June 27, 2013 / 10:03 AM / 6 years ago

大統領就任から1年を迎えるエジプト、支持派と反対派衝突の懸念高まる

6月27日、エジプトのモルシ大統領は、憲法改正の可能性に言及することで反対派への譲歩を示したが、反対派は大統領の提案に新鮮味はないと一蹴した。写真は大統領に反対する市民ら。カイロで26日撮影(2013年 ロイター/Amr Dalsh)

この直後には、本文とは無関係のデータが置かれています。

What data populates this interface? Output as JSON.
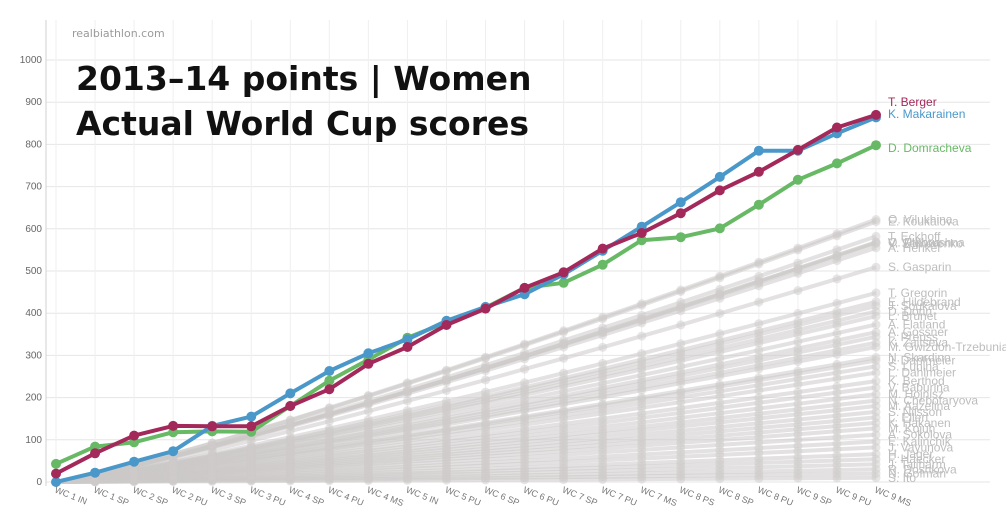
{
  "watermark": "realbiathlon.com",
  "title_line1": "2013–14 points  |  Women",
  "title_line2": "Actual World Cup scores",
  "chart_data": {
    "type": "line",
    "x": [
      "WC 1 IN",
      "WC 1 SP",
      "WC 2 SP",
      "WC 2 PU",
      "WC 3 SP",
      "WC 3 PU",
      "WC 4 SP",
      "WC 4 PU",
      "WC 4 MS",
      "WC 5 IN",
      "WC 5 PU",
      "WC 6 SP",
      "WC 6 PU",
      "WC 7 SP",
      "WC 7 PU",
      "WC 7 MS",
      "WC 8 PS",
      "WC 8 SP",
      "WC 8 PU",
      "WC 9 SP",
      "WC 9 PU",
      "WC 9 MS"
    ],
    "ylim": [
      0,
      1000
    ],
    "yticks": [
      0,
      100,
      200,
      300,
      400,
      500,
      600,
      700,
      800,
      900,
      1000
    ],
    "grid": true,
    "series": [
      {
        "name": "T. Berger",
        "color": "#a3295a",
        "values": [
          20,
          68,
          110,
          133,
          132,
          132,
          180,
          220,
          280,
          320,
          372,
          411,
          460,
          497,
          553,
          590,
          637,
          691,
          735,
          787,
          840,
          870
        ]
      },
      {
        "name": "K. Makarainen",
        "color": "#4a98c9",
        "values": [
          0,
          22,
          48,
          73,
          133,
          155,
          210,
          263,
          305,
          338,
          382,
          415,
          445,
          492,
          548,
          605,
          663,
          723,
          785,
          785,
          826,
          864
        ]
      },
      {
        "name": "D. Domracheva",
        "color": "#67b965",
        "values": [
          43,
          84,
          94,
          118,
          120,
          119,
          180,
          240,
          290,
          342,
          378,
          413,
          460,
          472,
          515,
          573,
          580,
          601,
          657,
          716,
          755,
          798
        ]
      }
    ],
    "background_labels": [
      {
        "name": "O. Vilukhina",
        "value": 622
      },
      {
        "name": "E. Koukalova",
        "value": 617
      },
      {
        "name": "T. Eckhoff",
        "value": 582
      },
      {
        "name": "V. Vitkova",
        "value": 568
      },
      {
        "name": "O. Pidhrushna",
        "value": 568
      },
      {
        "name": "V. Semerenko",
        "value": 565
      },
      {
        "name": "A. Henkel",
        "value": 555
      },
      {
        "name": "S. Gasparin",
        "value": 509
      },
      {
        "name": "T. Gregorin",
        "value": 448
      },
      {
        "name": "E. Hildebrand",
        "value": 427
      },
      {
        "name": "J. Soukalova",
        "value": 417
      },
      {
        "name": "D. Dorin",
        "value": 404
      },
      {
        "name": "L. Brunet",
        "value": 393
      },
      {
        "name": "A. Flatland",
        "value": 373
      },
      {
        "name": "A. Gossner",
        "value": 355
      },
      {
        "name": "F. Preuss",
        "value": 344
      },
      {
        "name": "K. Zaitseva",
        "value": 330
      },
      {
        "name": "M. Gwizdon-Trzebuniak",
        "value": 320
      },
      {
        "name": "N. Skardino",
        "value": 295
      },
      {
        "name": "J. Dahlmeier",
        "value": 288
      },
      {
        "name": "S. Lunina",
        "value": 274
      },
      {
        "name": "L. Dahlmeier",
        "value": 259
      },
      {
        "name": "K. Berthod",
        "value": 239
      },
      {
        "name": "V. Baburina",
        "value": 224
      },
      {
        "name": "M. Hojnisz",
        "value": 208
      },
      {
        "name": "N. Chebotaryova",
        "value": 193
      },
      {
        "name": "M. Aazelina",
        "value": 180
      },
      {
        "name": "S. Nilsson",
        "value": 166
      },
      {
        "name": "L. Ellert",
        "value": 153
      },
      {
        "name": "K. Hakanen",
        "value": 140
      },
      {
        "name": "M. Kojuh",
        "value": 127
      },
      {
        "name": "A. Sokolova",
        "value": 112
      },
      {
        "name": "E. Kalinchik",
        "value": 96
      },
      {
        "name": "J. Vayunova",
        "value": 82
      },
      {
        "name": "H. Jager",
        "value": 66
      },
      {
        "name": "F. Haecker",
        "value": 54
      },
      {
        "name": "J. Talihärm",
        "value": 42
      },
      {
        "name": "R. Doshkova",
        "value": 30
      },
      {
        "name": "N. Gofman",
        "value": 20
      },
      {
        "name": "S. Ito",
        "value": 10
      }
    ]
  }
}
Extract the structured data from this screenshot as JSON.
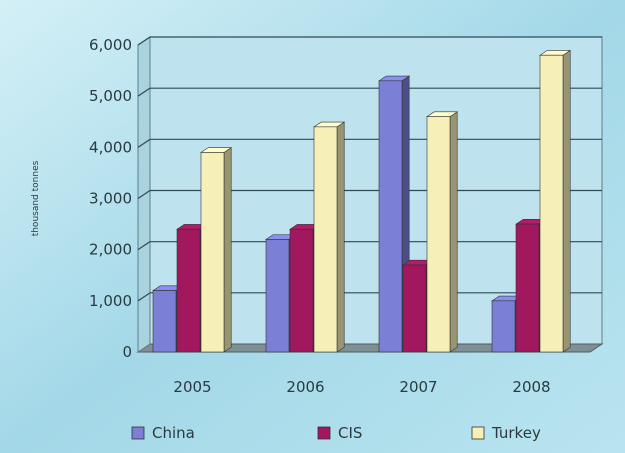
{
  "chart_data": {
    "type": "bar",
    "title": "",
    "xlabel": "",
    "ylabel": "thousand tonnes",
    "ylim": [
      0,
      6000
    ],
    "y_ticks": [
      {
        "value": 0,
        "label": "0"
      },
      {
        "value": 1000,
        "label": "1,000"
      },
      {
        "value": 2000,
        "label": "2,000"
      },
      {
        "value": 3000,
        "label": "3,000"
      },
      {
        "value": 4000,
        "label": "4,000"
      },
      {
        "value": 5000,
        "label": "5,000"
      },
      {
        "value": 6000,
        "label": "6,000"
      }
    ],
    "categories": [
      "2005",
      "2006",
      "2007",
      "2008"
    ],
    "series": [
      {
        "name": "China",
        "color": "#7b7fd6",
        "values": [
          1200,
          2200,
          5300,
          1000
        ]
      },
      {
        "name": "CIS",
        "color": "#a1185f",
        "values": [
          2400,
          2400,
          1700,
          2500
        ]
      },
      {
        "name": "Turkey",
        "color": "#f6f0b8",
        "values": [
          3900,
          4400,
          4600,
          5800
        ]
      }
    ],
    "grid": true,
    "legend_position": "bottom"
  }
}
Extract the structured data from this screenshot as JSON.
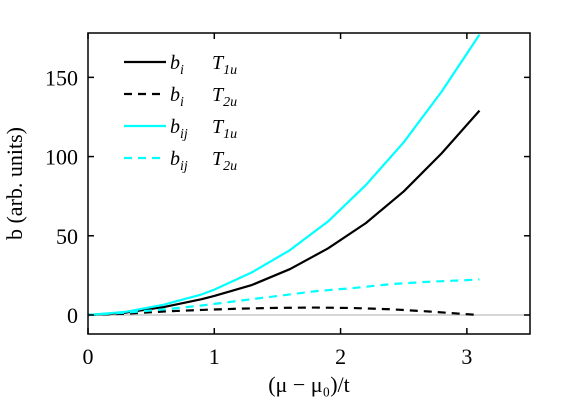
{
  "chart_data": {
    "type": "line",
    "xlabel": "(μ − μ₀)/t",
    "ylabel": "b (arb. units)",
    "xlim": [
      0,
      3.5
    ],
    "ylim": [
      -12,
      178
    ],
    "xticks": [
      0,
      1,
      2,
      3
    ],
    "yticks": [
      0,
      50,
      100,
      150
    ],
    "grid": false,
    "legend_position": "top-left",
    "reference_line": {
      "y": 0,
      "color": "#c8c8c8"
    },
    "series": [
      {
        "name": "b_i  T_1u",
        "label_main": "b",
        "label_sub": "i",
        "label_sym": "T",
        "label_sym_sub": "1u",
        "color": "#000000",
        "dash": "solid",
        "x": [
          0,
          0.3,
          0.6,
          0.9,
          1.0,
          1.3,
          1.6,
          1.9,
          2.2,
          2.5,
          2.8,
          3.1
        ],
        "y": [
          0,
          1.5,
          5,
          10,
          12,
          19,
          29,
          42,
          58,
          78,
          102,
          129
        ]
      },
      {
        "name": "b_i  T_2u",
        "label_main": "b",
        "label_sub": "i",
        "label_sym": "T",
        "label_sym_sub": "2u",
        "color": "#000000",
        "dash": "dashed",
        "x": [
          0,
          0.3,
          0.6,
          0.9,
          1.2,
          1.5,
          1.8,
          2.1,
          2.4,
          2.7,
          3.0,
          3.1
        ],
        "y": [
          0,
          0.8,
          2.2,
          3.2,
          4,
          4.5,
          4.7,
          4.4,
          3.6,
          2.2,
          0.5,
          0
        ]
      },
      {
        "name": "b_ij  T_1u",
        "label_main": "b",
        "label_sub": "ij",
        "label_sym": "T",
        "label_sym_sub": "1u",
        "color": "#00ffff",
        "dash": "solid",
        "x": [
          0,
          0.3,
          0.6,
          0.9,
          1.0,
          1.3,
          1.6,
          1.9,
          2.2,
          2.5,
          2.8,
          3.1
        ],
        "y": [
          0,
          2,
          6.5,
          13,
          16,
          27,
          41,
          59,
          82,
          109,
          141,
          177
        ]
      },
      {
        "name": "b_ij  T_2u",
        "label_main": "b",
        "label_sub": "ij",
        "label_sym": "T",
        "label_sym_sub": "2u",
        "color": "#00ffff",
        "dash": "dashed",
        "x": [
          0,
          0.3,
          0.6,
          0.9,
          1.2,
          1.5,
          1.8,
          2.1,
          2.4,
          2.7,
          3.0,
          3.1
        ],
        "y": [
          0,
          1.5,
          3.5,
          6,
          9,
          12,
          15,
          17,
          19.5,
          21,
          22,
          22.5
        ]
      }
    ]
  }
}
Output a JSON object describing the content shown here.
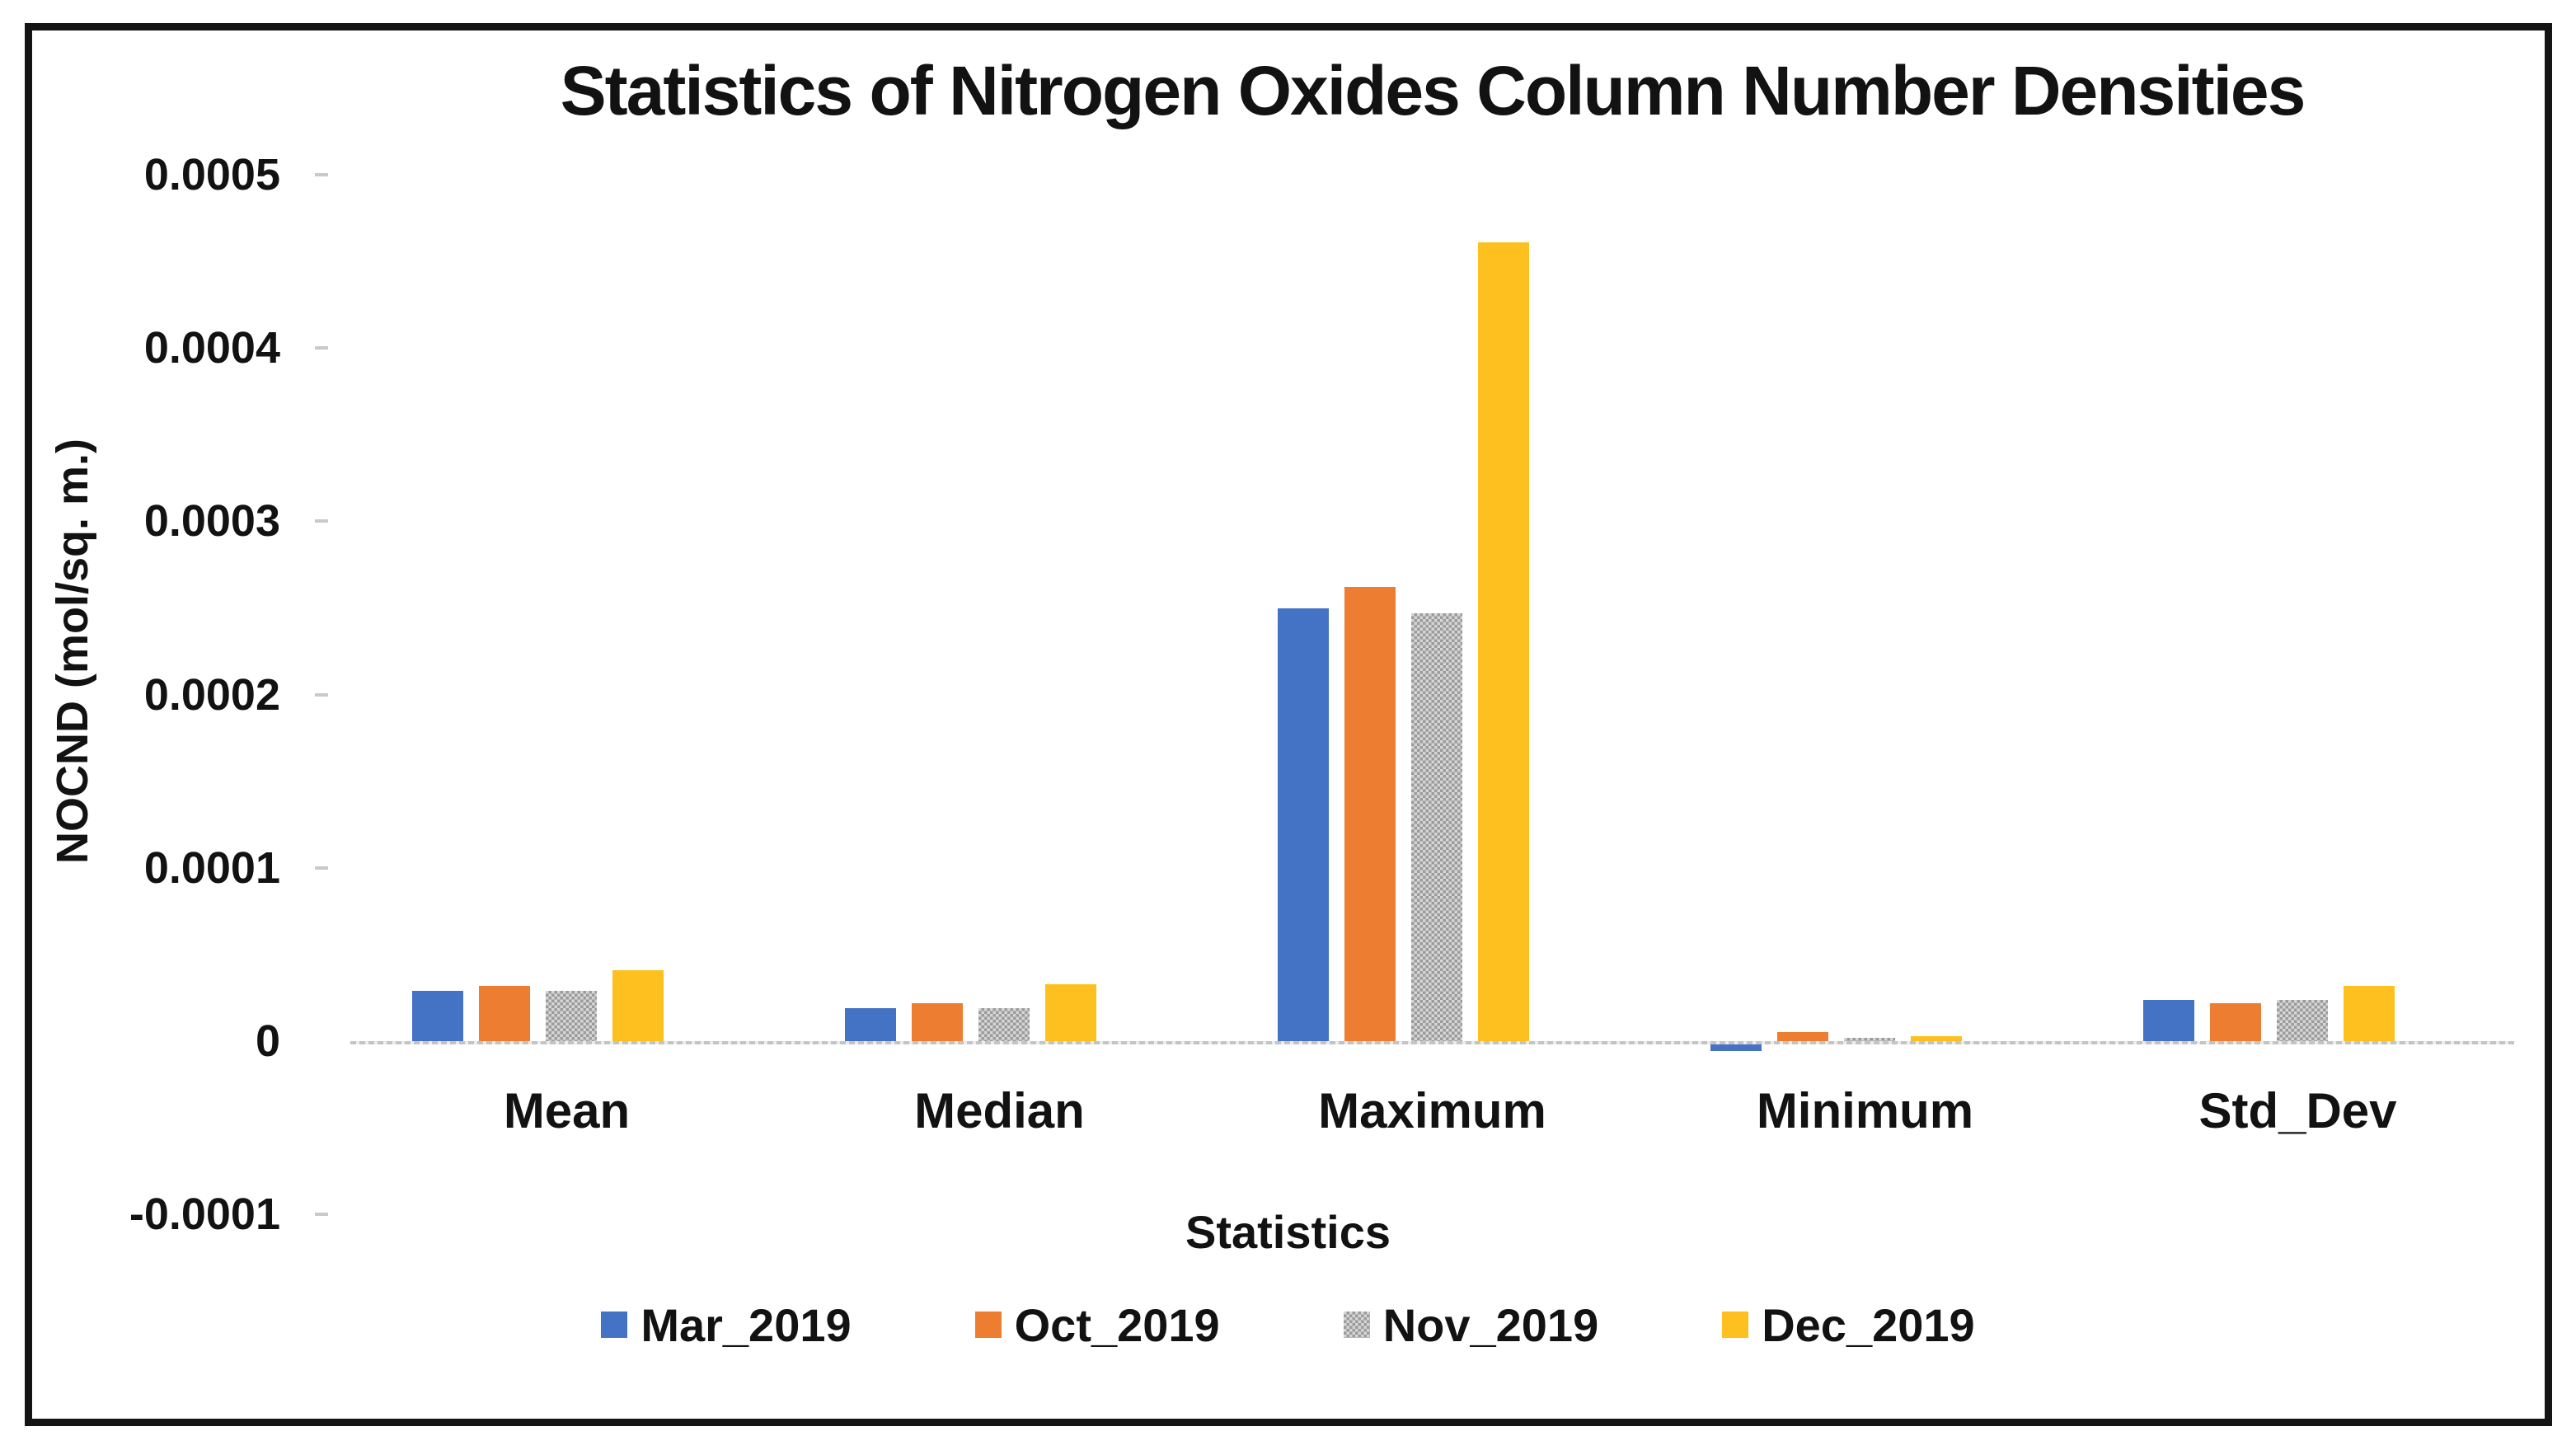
{
  "chart_data": {
    "type": "bar",
    "title": "Statistics of Nitrogen Oxides Column Number Densities",
    "xlabel": "Statistics",
    "ylabel": "NOCND (mol/sq. m.)",
    "categories": [
      "Mean",
      "Median",
      "Maximum",
      "Minimum",
      "Std_Dev"
    ],
    "series": [
      {
        "name": "Mar_2019",
        "color": "#4472C4",
        "pattern": false,
        "values": [
          2.9e-05,
          1.9e-05,
          0.00025,
          -4e-06,
          2.4e-05
        ]
      },
      {
        "name": "Oct_2019",
        "color": "#ED7D31",
        "pattern": false,
        "values": [
          3.2e-05,
          2.2e-05,
          0.000262,
          5e-06,
          2.2e-05
        ]
      },
      {
        "name": "Nov_2019",
        "color": "#A6A6A6",
        "pattern": true,
        "values": [
          2.9e-05,
          1.9e-05,
          0.000247,
          2e-06,
          2.4e-05
        ]
      },
      {
        "name": "Dec_2019",
        "color": "#FDC01E",
        "pattern": false,
        "values": [
          4.1e-05,
          3.3e-05,
          0.000461,
          3e-06,
          3.2e-05
        ]
      }
    ],
    "ylim": [
      -0.0001,
      0.0005
    ],
    "yticks": {
      "values": [
        0.0005,
        0.0004,
        0.0003,
        0.0002,
        0.0001,
        0,
        -0.0001
      ],
      "labels": [
        "0.0005",
        "0.0004",
        "0.0003",
        "0.0002",
        "0.0001",
        "0",
        "-0.0001"
      ]
    },
    "legend_position": "bottom",
    "grid": false,
    "axis_line_color": "#c8c8c8",
    "frame_border_color": "#141414",
    "text_color": "#121212"
  }
}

[カイロ 27日 ロイター] - エジプトのモルシ大統領は27日の演説で、憲法改正の可能性に言及することで反対派への譲歩を示したが、反対派は大統領の提案に新鮮味はないと一蹴した。

今月30日に大統領就任から1年を迎えるエジプトでは、大統領の支持派と反対派の双方が集会を予定しており、双方の衝突が懸念されている。

大統領は演説の中で、憲法改正に向け、すべての政党代表者が参加する委員会を立ち上げたいと述べた。またイスラム教やキリスト教の宗教指導者が参加して国民の融和を目指す会議も提案し、イスラム法の押し付けを懸念する少数派や世俗派に配慮を示した。これに対し、大統領に批判的な政党で作る連合のスポークスマンは、大統領の提案に目新しいものはないとの考えを示した。

また大統領は、失業率の低下と最低賃金の上昇に取り組むとの決意を述べたが、経済を危機に追いやったのは国を混乱させている反対派の責任だとした。一方で自身にも「間違い」があったことを認めたが、それがどのような間違いであるかは明確に示さなかった。

反大統領の集会を計画しているMahmoud Badr氏は「我々の要求は早期の大統領選挙実施であり、それが明言されなかった以上、30日の抗議デモは予定通り行われる」と語った。

これまで政局が混乱すると仲裁役を請け負ってきたエジプト軍は、今のところ平静を保っている。しかし軍幹部は、政治家が反目を続け、秩序が失われる場合は、軍が介入することも辞さないと警告している。